Taylor Swift (Photo: Scott Legato/TAS23/Getty Images for TAS Rights Management)

But while we all share the soundtracks to our triumphs and breakdowns of 2024, it’s worth remembering that there are more effective ways to support the artists whose music got you through this year. Everyone’s favourite billionaire Taylor Swift pocketed $100 million for being the most streamed artist in the world last year, but it’s much harder for smaller artists when Spotify itself reports that the average revenue for a song is $0.03 per month (and that’s before splitting it between the label, publisher, songwriter, etc)

As Dr Jesse Austin-Stewart told RNZ, Spotify Wrapped is a great marketing gimmick to drown out the negative headlines around the platform’s measly payments to artists. “When there’s so much discourse around the lack of royalties these streamers are paying artists, I guess Wrapped is a market point of difference to continue the conversation around Spotify, as opposed to other streamers, that’s more positive, when the press they’re getting for the rest of the year isn’t.”

Local musician James Milne, aka Lawrence Arabia, shared the reality of streaming revenue on his Instagram yesterday: “just a reminder that Spotify is an excellent tool for discovering new music but it doesn’t pay a wage.” Sharing his own Spotify Wrapped data, he revealed that having 877,000 streams, totalling over 44,000 hours, resulted in a total of $4739 income for 2024. “I’m not moaning about it, I just want to be transparent about it,” he wrote. “Many artists aren’t so lucky.” 

Milne suggested that people use Spotify Wrapped as a reminder to support their favourite artists beyond streaming. He told The Spinoff that buying direct from the artist off platforms like Bandcamp is much more fruitful for artists, as is heading to independent record stores to buy their music. What also makes a big difference is buying upcoming tour tickets as early as possible. “It just makes it way less stressful when you can know well in advance that a tour isn’t going to lose money,” he said.

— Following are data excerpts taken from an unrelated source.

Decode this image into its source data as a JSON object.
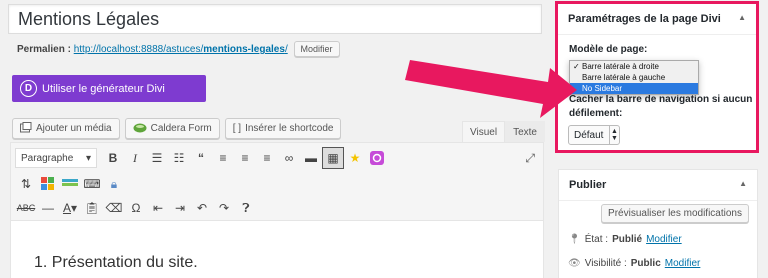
{
  "post": {
    "title": "Mentions Légales",
    "permalink_label": "Permalien :",
    "permalink_base": "http://localhost:8888/astuces/",
    "permalink_slug": "mentions-legales",
    "permalink_end": "/",
    "modify_label": "Modifier"
  },
  "divi_builder_button": "Utiliser le générateur Divi",
  "media_buttons": [
    {
      "label": "Ajouter un média",
      "icon": "media-icon"
    },
    {
      "label": "Caldera Form",
      "icon": "caldera-icon"
    },
    {
      "label": "Insérer le shortcode",
      "icon": "shortcode-icon"
    }
  ],
  "editor_tabs": {
    "visual": "Visuel",
    "text": "Texte"
  },
  "toolbar": {
    "format_select": "Paragraphe"
  },
  "content": "1. Présentation du site.",
  "divi_settings": {
    "title": "Paramétrages de la page Divi",
    "template_label": "Modèle de page:",
    "options": [
      "Barre latérale à droite",
      "Barre latérale à gauche",
      "No Sidebar"
    ],
    "selected_check": "✓",
    "hide_nav_label": "Cacher la barre de navigation si aucun défilement:",
    "hide_nav_value": "Défaut"
  },
  "publish": {
    "title": "Publier",
    "preview_button": "Prévisualiser les modifications",
    "status_label": "État :",
    "status_value": "Publié",
    "visibility_label": "Visibilité :",
    "visibility_value": "Public",
    "modify_link": "Modifier"
  },
  "colors": {
    "divi_purple": "#7e3bd0",
    "highlight_pink": "#e8185f",
    "link_blue": "#0073aa",
    "select_blue": "#2b7ae0"
  }
}
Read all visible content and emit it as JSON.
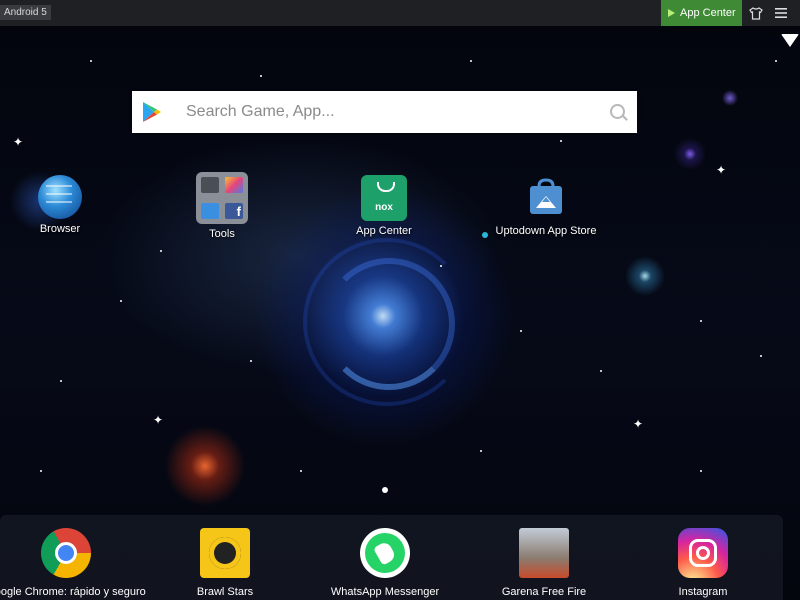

This advice from Milne comes at a moment where the local live music scene continues to be in a state of crisis. In October, the APRA AMCOS Year in Review report for 2024 revealed that while attendence to major concerts has grown 8.4%, local live music revenue is still below pre-Covid levels, with an estimated $600 million lost in income for artists in Aotearoa since 2020. The report also revealed a year-on-year decline in the percentage of local content consumed across all streaming services as a whole. 

“We’re deeply concerned that an entire generation may miss out on seeing new and emerging acts perform live, and that those acts may lose the chance to launch their careers if the decline in live music continues,” Dean Ormston, CEO of APRA AMCOS said.

So while we’re all out here apparently blasting Taylor Swift, Prince Harry and Joe Rogan well into the wee small hours of our Bejewelled Fear Factor Apoplectic Abdication era, spare a thought for how you could better support your favourite local artists. With Christmas around the corner, maybe your friends and family might like a cool bit of merch, some vinyl or a CD, tickets or even a voucher to go towards a gig sometime in the future. And, get this, you could even get it… wrapped.